Use Correct Lifting Form
Many CrossFit lower back injuries are the result of lifting heavy weights without the proper posture and form. Even the smallest change in position mid-lift can put instant stress on your lower back — and if it’s too much demand, it will strain it. Ensure that your form is correct, and if you’re unsure, have your trainer observe and help.
Know Your Limits, And Don’t Push Them
While CrossFit is known for encouraging users to push past limits, don’t take this to the utmost extreme and bring an unnecessary injury upon yourself. In reference to shoulder and knee injuries caused by CrossFit, Dr.
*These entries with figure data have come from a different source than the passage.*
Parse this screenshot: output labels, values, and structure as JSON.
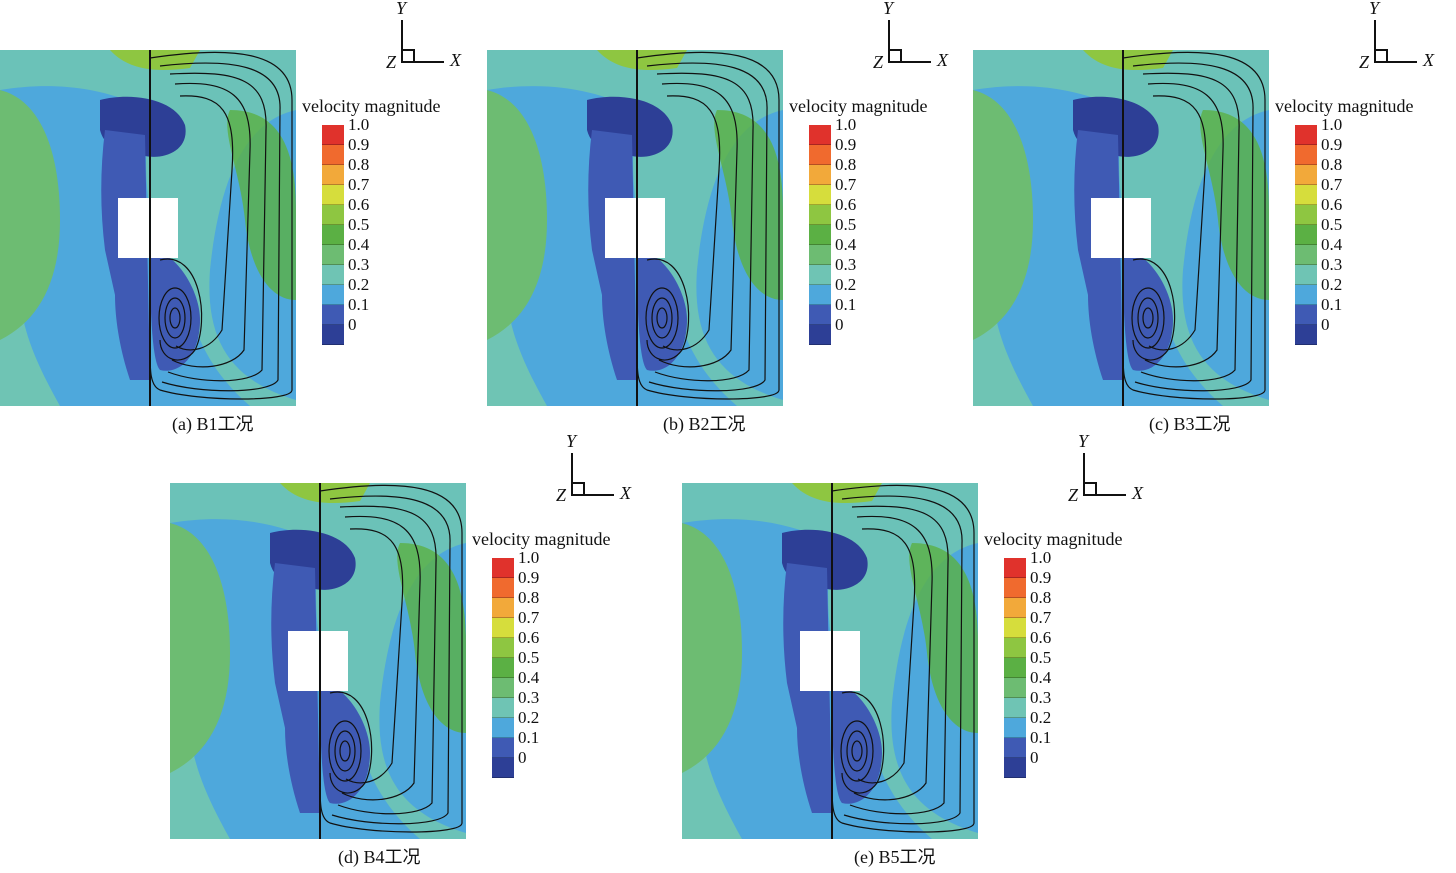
{
  "legend": {
    "title": "velocity magnitude",
    "ticks": [
      "1.0",
      "0.9",
      "0.8",
      "0.7",
      "0.6",
      "0.5",
      "0.4",
      "0.3",
      "0.2",
      "0.1",
      "0"
    ],
    "colors": [
      "#e0322c",
      "#f06a2e",
      "#f2a93a",
      "#d6dd3c",
      "#8ec641",
      "#5bb044",
      "#6dbc72",
      "#6fc4b4",
      "#4ea8dc",
      "#3f5ab4",
      "#2d3f96"
    ]
  },
  "axes": {
    "x": "X",
    "y": "Y",
    "z": "Z"
  },
  "panels": [
    {
      "caption": "(a) B1工况"
    },
    {
      "caption": "(b) B2工况"
    },
    {
      "caption": "(c) B3工况"
    },
    {
      "caption": "(d) B4工况"
    },
    {
      "caption": "(e) B5工况"
    }
  ]
}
Tehrany himself has said, “I see too many patients who aren’t prepared for the intensity of CrossFit,” adding, “One simply has to understand that CrossFit has risks like anything else, and those that like to engage in CrossFit must be prepared to practice the right techniques.”
Thus, if your lower back muscles begin feeling strained during workouts, consider doing only singles of a weight lift – such as “grace” jerks — versus the typical touch and go movements. CrossFit aside, with all exercise comes the risk of pain or injury. Listen to your muscles, and discontinue any movement that may be leading to a strain or tear.
If you’re a frequent CrossFitter, be sure to weigh the risks of your workouts and practice these preventative techniques to spare yourself from an unnecessary lower back injury.